Last year, NJT abolished the LSP shuttle bus #305, which ran continuously since the opening of the LSP Light Rail station in May, 2000. This was an unconscionable assault on visitors to this popular NJ urban state park. How can we have one of the world’s greatest urban parks in an extremely densely populated area with no mass transit to get into it or around it?
Without the #305, the public is forced to either drive a car or walk a difficult 1.3 miles from the LSP Light Rail station to reach the ferries to Lady Liberty and Ellis Island at the historic landmark CRRNJ Terminal. It is 2.4 miles to the picnic area at the park’s South Overlook Lawn behind Lady Liberty. Without a car or a very long walk in all kinds of weather, the public has no other means to access the destinations within this waterfront urban state park.
Please restore the shuttle. Access to the park
should be a priority; it is vital to the public interest. I understand that NJ
Transit has budgetary constraints, but how does one justify severing access to
this state park to families, seniors, the disabled and area hotel tourists who
do not have cars? How can an agency on the one hand encourage the public to give
up their cars, yet on the other hand deny mass transit when there are no other
mass transit choices? Throughout the state, services have been cut where the
traveler will have to make other less convenient mass transit choices, but at
least they have other choices. Right now, without a car, people cannot picnic,
participate in varied recreation activities, visit Liberty Science Center ,
reach the ferry to Statue of Liberty and Ellis Island, dine in or work at LSP’s
two fine restaurants, or attend nature/history programs.

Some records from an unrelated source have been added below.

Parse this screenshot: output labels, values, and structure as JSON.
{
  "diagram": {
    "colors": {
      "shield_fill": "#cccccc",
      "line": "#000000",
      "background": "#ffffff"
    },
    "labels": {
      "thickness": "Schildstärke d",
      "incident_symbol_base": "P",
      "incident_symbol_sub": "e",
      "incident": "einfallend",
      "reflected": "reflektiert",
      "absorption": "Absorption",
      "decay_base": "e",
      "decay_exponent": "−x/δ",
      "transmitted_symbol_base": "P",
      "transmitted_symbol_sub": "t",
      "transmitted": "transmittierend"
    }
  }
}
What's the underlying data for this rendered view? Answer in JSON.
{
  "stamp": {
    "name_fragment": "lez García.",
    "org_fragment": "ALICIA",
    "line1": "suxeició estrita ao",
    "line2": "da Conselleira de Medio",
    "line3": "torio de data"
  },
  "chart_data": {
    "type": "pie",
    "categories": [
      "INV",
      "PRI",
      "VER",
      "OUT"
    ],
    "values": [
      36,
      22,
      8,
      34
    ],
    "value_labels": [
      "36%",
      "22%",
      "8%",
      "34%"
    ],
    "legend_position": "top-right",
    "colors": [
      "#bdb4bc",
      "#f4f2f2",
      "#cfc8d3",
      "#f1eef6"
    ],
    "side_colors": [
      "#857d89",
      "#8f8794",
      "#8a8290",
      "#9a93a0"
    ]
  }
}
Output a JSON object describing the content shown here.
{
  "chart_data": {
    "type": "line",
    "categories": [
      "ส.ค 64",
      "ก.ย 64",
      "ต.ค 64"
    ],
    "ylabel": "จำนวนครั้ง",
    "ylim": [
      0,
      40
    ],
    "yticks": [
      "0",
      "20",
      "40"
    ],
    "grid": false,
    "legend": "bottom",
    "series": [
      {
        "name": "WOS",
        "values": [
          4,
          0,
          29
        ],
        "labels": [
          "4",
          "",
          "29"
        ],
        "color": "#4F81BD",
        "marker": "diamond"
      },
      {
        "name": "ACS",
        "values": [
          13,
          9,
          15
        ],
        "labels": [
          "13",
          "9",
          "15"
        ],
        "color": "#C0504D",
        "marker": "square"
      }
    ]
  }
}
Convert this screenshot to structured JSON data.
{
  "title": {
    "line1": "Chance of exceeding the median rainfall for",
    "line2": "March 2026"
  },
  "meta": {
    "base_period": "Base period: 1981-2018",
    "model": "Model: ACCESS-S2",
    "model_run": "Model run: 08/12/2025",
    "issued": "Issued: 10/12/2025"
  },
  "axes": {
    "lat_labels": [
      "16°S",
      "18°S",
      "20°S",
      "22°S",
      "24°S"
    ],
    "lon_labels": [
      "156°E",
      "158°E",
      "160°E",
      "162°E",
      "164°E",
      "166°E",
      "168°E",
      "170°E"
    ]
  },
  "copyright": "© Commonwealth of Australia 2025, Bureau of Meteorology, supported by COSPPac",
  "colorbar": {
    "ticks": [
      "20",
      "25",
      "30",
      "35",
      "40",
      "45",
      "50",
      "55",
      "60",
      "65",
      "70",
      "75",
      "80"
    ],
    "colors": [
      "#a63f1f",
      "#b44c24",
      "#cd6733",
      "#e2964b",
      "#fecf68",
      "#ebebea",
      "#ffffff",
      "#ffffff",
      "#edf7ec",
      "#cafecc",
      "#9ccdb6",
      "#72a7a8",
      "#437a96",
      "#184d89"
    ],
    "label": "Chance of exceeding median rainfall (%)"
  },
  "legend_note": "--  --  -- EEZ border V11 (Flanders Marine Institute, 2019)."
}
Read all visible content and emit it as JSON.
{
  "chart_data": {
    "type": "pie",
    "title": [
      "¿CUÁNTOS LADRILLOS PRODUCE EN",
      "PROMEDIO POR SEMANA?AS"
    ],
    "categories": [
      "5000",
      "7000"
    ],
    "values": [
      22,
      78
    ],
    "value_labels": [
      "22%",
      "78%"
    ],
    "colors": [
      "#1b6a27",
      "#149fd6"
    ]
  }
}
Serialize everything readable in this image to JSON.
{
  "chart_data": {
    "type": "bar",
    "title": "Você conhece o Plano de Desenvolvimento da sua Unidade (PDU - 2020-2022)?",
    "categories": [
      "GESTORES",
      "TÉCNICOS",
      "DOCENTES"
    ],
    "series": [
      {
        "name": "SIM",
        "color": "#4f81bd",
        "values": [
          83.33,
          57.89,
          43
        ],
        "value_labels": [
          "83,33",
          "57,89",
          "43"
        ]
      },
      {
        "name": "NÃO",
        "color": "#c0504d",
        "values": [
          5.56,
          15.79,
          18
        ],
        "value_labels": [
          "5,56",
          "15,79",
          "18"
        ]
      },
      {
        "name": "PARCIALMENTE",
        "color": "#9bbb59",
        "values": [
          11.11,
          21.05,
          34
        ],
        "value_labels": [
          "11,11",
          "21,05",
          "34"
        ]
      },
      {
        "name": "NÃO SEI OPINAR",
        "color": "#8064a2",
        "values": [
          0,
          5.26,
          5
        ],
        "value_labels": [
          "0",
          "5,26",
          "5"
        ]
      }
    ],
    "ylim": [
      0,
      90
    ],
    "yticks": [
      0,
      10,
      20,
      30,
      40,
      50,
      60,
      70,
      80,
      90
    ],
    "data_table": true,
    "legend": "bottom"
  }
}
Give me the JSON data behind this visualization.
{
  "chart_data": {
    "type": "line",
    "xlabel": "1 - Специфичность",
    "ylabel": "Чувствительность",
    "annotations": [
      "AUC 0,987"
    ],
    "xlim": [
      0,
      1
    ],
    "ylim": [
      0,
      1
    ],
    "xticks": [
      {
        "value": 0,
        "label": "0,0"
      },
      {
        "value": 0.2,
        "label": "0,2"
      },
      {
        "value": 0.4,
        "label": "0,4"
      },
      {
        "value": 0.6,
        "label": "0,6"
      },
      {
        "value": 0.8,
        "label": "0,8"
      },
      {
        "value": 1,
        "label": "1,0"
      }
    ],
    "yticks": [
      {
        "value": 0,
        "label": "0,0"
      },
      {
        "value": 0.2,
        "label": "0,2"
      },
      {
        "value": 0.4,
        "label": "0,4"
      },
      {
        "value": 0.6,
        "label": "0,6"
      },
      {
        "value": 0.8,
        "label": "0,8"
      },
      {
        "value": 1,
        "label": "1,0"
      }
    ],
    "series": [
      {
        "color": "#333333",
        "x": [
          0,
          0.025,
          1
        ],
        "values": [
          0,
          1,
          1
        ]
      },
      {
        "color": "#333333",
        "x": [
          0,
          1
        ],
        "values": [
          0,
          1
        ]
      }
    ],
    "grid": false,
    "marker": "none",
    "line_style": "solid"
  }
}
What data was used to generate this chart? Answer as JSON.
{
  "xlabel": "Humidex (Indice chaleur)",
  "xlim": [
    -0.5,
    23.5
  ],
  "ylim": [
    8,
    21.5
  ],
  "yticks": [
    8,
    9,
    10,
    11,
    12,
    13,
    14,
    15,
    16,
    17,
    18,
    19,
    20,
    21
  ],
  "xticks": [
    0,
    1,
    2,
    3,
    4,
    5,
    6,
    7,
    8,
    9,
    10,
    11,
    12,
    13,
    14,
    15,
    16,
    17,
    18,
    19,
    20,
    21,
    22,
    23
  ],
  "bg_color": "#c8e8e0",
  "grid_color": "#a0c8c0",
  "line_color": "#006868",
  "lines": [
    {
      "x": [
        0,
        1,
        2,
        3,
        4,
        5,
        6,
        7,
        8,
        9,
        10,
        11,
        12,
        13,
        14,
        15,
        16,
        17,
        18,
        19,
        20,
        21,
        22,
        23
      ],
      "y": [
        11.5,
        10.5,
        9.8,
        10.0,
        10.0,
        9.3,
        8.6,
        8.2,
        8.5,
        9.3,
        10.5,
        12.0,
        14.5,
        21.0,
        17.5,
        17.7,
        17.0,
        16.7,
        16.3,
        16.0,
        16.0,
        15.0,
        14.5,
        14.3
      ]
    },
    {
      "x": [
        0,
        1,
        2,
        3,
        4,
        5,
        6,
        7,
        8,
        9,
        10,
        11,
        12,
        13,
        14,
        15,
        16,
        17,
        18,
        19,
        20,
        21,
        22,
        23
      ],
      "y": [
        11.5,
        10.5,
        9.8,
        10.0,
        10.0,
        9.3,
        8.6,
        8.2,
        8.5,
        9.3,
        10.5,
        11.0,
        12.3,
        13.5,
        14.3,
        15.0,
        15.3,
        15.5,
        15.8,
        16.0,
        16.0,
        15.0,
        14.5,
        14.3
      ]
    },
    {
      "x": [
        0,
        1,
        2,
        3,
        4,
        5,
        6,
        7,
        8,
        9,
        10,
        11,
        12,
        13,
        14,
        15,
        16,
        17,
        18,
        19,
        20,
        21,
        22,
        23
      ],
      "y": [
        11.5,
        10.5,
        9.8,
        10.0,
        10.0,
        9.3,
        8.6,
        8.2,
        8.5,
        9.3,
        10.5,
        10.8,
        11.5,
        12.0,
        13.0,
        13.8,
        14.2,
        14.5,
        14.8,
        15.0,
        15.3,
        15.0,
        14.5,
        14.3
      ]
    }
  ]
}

I appreciate the assistance
NJ Transit and Hudson County provided last year by working together to
temporarily fund limited service for the summer. Summer 2011 weekend service is
vitally needed and deserved as a bare minimum, but it is NJT’s responsibility to
Hudson County citizens and tourists and the importance of LSP, for a permanent
solution to be addressed and found.
It would be a travesty to end mass transit into NJ’s beloved urban state park. During these hard economic times, the urban people need and deserve LSP more than ever before. LSP has an extremely beneficial mental, physical and spiritual health impact on all who visit. With the county’s budget strained, and with the shuttle bus linking Light Rail to this state park being a state responsibility, we urge NJT to do “the right thing” and not abandon all who must go to LSP by mass transit and who need and deserve public access to LSP.